Both of us. Now.” Among the comments on this is, “This is a willingness to
honor your partnership when it would be so easy to take sides, as it
were.” Another example: “Your behavior
embarrassed me. I’m trying to tell you, not to make you feel bad, but so I can
feel close to you again.” Part of the discussion: “This flash card is for when
you end up, say, haranguing your partner on the car ride home from the scene of
your embarrassment.” One more: “Right
now, I’d do anything for you to know how much I love you.” Commentary: “This
card was not designed to be a profound declaration of love to a partner who may
be doubting it.
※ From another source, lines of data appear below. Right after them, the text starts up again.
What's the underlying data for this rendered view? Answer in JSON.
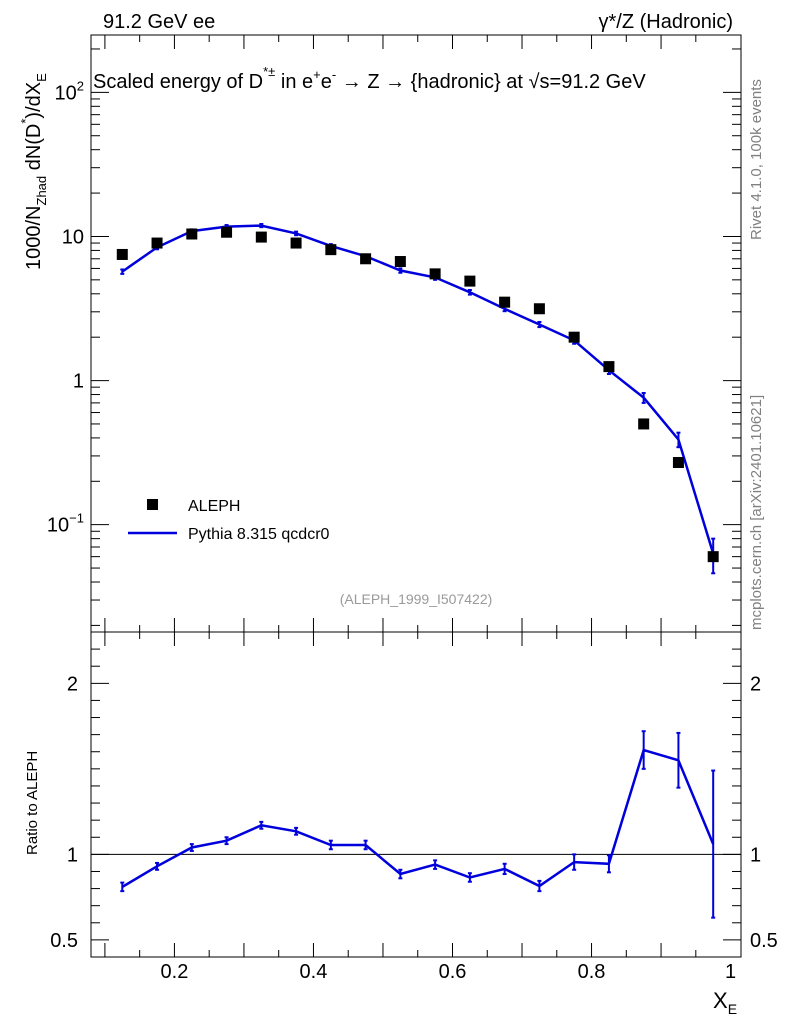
{
  "header": {
    "left": "91.2 GeV ee",
    "right": "γ*/Z (Hadronic)"
  },
  "side_labels": {
    "rivet": "Rivet 4.1.0,  100k events",
    "mcplots": "mcplots.cern.ch [arXiv:2401.10621]"
  },
  "chart_data": [
    {
      "type": "scatter+line",
      "panel": "main",
      "title_parts": {
        "a": "Scaled energy of D",
        "sup": "*±",
        "b": " in e",
        "sup2": "+",
        "c": "e",
        "sup3": "-",
        "arrow1": " → ",
        "d": "Z",
        "arrow2": " → ",
        "e": "{hadronic} at ",
        "sqrt": "√",
        "f": "s=91.2 GeV"
      },
      "ylabel_parts": {
        "a": "1000/N",
        "sub": "Zhad",
        "b": " dN(D",
        "sup": "*",
        "c": ")/dX",
        "sub2": "E"
      },
      "yscale": "log",
      "ylim": [
        0.018,
        250
      ],
      "xlim": [
        0.08,
        1.015
      ],
      "ytick_labels": [
        {
          "value": 100,
          "base": "10",
          "exp": "2"
        },
        {
          "value": 10,
          "label": "10"
        },
        {
          "value": 1,
          "label": "1"
        },
        {
          "value": 0.1,
          "base": "10",
          "exp": "−1"
        }
      ],
      "analysis_tag": "(ALEPH_1999_I507422)",
      "legend": {
        "placement": "bottom-left",
        "entries": [
          "ALEPH",
          "Pythia 8.315 qcdcr0"
        ]
      },
      "series": [
        {
          "name": "ALEPH",
          "style": "black-square-markers",
          "x": [
            0.125,
            0.175,
            0.225,
            0.275,
            0.325,
            0.375,
            0.425,
            0.475,
            0.525,
            0.575,
            0.625,
            0.675,
            0.725,
            0.775,
            0.825,
            0.875,
            0.925,
            0.975
          ],
          "y": [
            7.5,
            9.0,
            10.4,
            10.7,
            9.9,
            9.0,
            8.1,
            7.0,
            6.7,
            5.5,
            4.9,
            3.5,
            3.15,
            2.0,
            1.25,
            0.5,
            0.27,
            0.06
          ]
        },
        {
          "name": "Pythia 8.315 qcdcr0",
          "style": "blue-line",
          "color": "#0000dd",
          "x": [
            0.125,
            0.175,
            0.225,
            0.275,
            0.325,
            0.375,
            0.425,
            0.475,
            0.525,
            0.575,
            0.625,
            0.675,
            0.725,
            0.775,
            0.825,
            0.875,
            0.925,
            0.975
          ],
          "y": [
            5.7,
            8.4,
            10.9,
            11.7,
            11.9,
            10.5,
            8.6,
            7.3,
            5.8,
            5.2,
            4.1,
            3.15,
            2.45,
            1.9,
            1.18,
            0.76,
            0.39,
            0.063
          ],
          "err": [
            0.2,
            0.25,
            0.3,
            0.3,
            0.3,
            0.3,
            0.25,
            0.2,
            0.2,
            0.2,
            0.15,
            0.12,
            0.1,
            0.1,
            0.07,
            0.06,
            0.045,
            0.017
          ]
        }
      ]
    },
    {
      "type": "line",
      "panel": "ratio",
      "ylabel": "Ratio to ALEPH",
      "xlabel": "X",
      "xlabel_sub": "E",
      "ylim": [
        0.4,
        2.3
      ],
      "xlim": [
        0.08,
        1.015
      ],
      "yticks_left": [
        {
          "value": 0.5,
          "label": "0.5"
        },
        {
          "value": 1,
          "label": "1"
        },
        {
          "value": 2,
          "label": "2"
        }
      ],
      "yticks_right": [
        {
          "value": 0.5,
          "label": "0.5"
        },
        {
          "value": 1,
          "label": "1"
        },
        {
          "value": 2,
          "label": "2"
        }
      ],
      "xticks": [
        {
          "value": 0.2,
          "label": "0.2"
        },
        {
          "value": 0.4,
          "label": "0.4"
        },
        {
          "value": 0.6,
          "label": "0.6"
        },
        {
          "value": 0.8,
          "label": "0.8"
        },
        {
          "value": 1,
          "label": "1"
        }
      ],
      "reference_line": 1,
      "series": [
        {
          "name": "Pythia 8.315 qcdcr0 / ALEPH",
          "color": "#0000dd",
          "x": [
            0.125,
            0.175,
            0.225,
            0.275,
            0.325,
            0.375,
            0.425,
            0.475,
            0.525,
            0.575,
            0.625,
            0.675,
            0.725,
            0.775,
            0.825,
            0.875,
            0.925,
            0.975
          ],
          "y": [
            0.81,
            0.93,
            1.04,
            1.08,
            1.17,
            1.135,
            1.055,
            1.055,
            0.885,
            0.94,
            0.865,
            0.915,
            0.815,
            0.955,
            0.945,
            1.61,
            1.55,
            1.06
          ],
          "err": [
            0.025,
            0.02,
            0.02,
            0.02,
            0.02,
            0.02,
            0.025,
            0.025,
            0.025,
            0.025,
            0.025,
            0.03,
            0.03,
            0.045,
            0.05,
            0.11,
            0.16,
            0.43
          ]
        }
      ]
    }
  ]
}
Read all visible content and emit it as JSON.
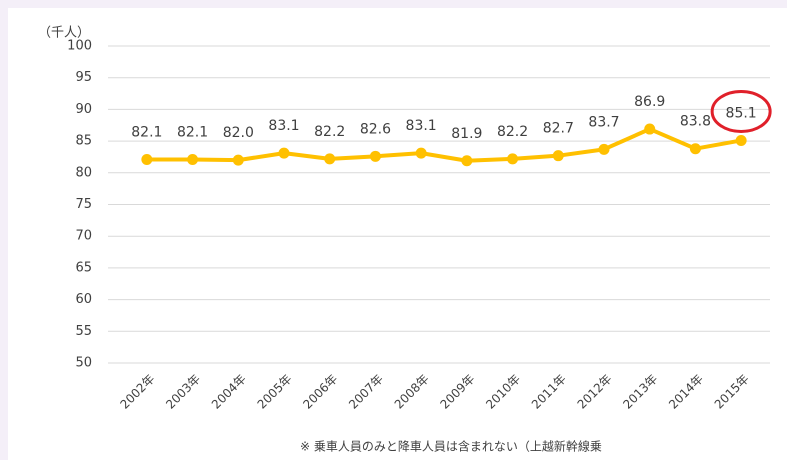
{
  "chart_data": {
    "type": "line",
    "unit_label": "（千人）",
    "footnote": "※ 乗車人員のみと降車人員は含まれない（上越新幹線乗",
    "categories": [
      "2002年",
      "2003年",
      "2004年",
      "2005年",
      "2006年",
      "2007年",
      "2008年",
      "2009年",
      "2010年",
      "2011年",
      "2012年",
      "2013年",
      "2014年",
      "2015年"
    ],
    "series": [
      {
        "name": null,
        "color": "#ffc000",
        "values": [
          82.1,
          82.1,
          82,
          83.1,
          82.2,
          82.6,
          83.1,
          81.9,
          82.2,
          82.7,
          83.7,
          86.9,
          83.8,
          85.1
        ],
        "value_labels": [
          "82.1",
          "82.1",
          "82.0",
          "83.1",
          "82.2",
          "82.6",
          "83.1",
          "81.9",
          "82.2",
          "82.7",
          "83.7",
          "86.9",
          "83.8",
          "85.1"
        ]
      }
    ],
    "ylim": [
      50,
      100
    ],
    "yticks": [
      50,
      55,
      60,
      65,
      70,
      75,
      80,
      85,
      90,
      95,
      100
    ],
    "grid": true,
    "highlight_color": "#e0202a"
  }
}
It was designed to infuse your interchange with a dose of
goodwill…” The whole setup of Dreyfus’
book is artificial and gimmicky, and will not appeal to many couples,
especially since it requires each party to decide, during a stressful time,
just which section that particular stress fits into and just which flash card
is most appropriate to offer. On the
other hand, the very artificiality of the approach will have a cooling effect
on many arguments, and couples who are willing to try it may find that the need
to pause and reflect on just what to say via flash card actually helps defuse
volatile situations. The actual flash-card deck is even more gimmicky than the
book, but has the virtue of presenting less discussion and less information on
each card – making these cards more usable for quick responses to explosive or
potentially explosive situations. Couples willing to try an approach that seems
facile on its face but that has some good thinking behind it may find Talk to Me Like I’m Someone You Love, in
either of its forms, a worthwhile way to attempt at least partial relationship
repair – maybe only temporarily, maybe not “in a flash,” but maybe for long
enough to provide a chance to get through the surface-level difficulties and
try to handle their underlying foundations.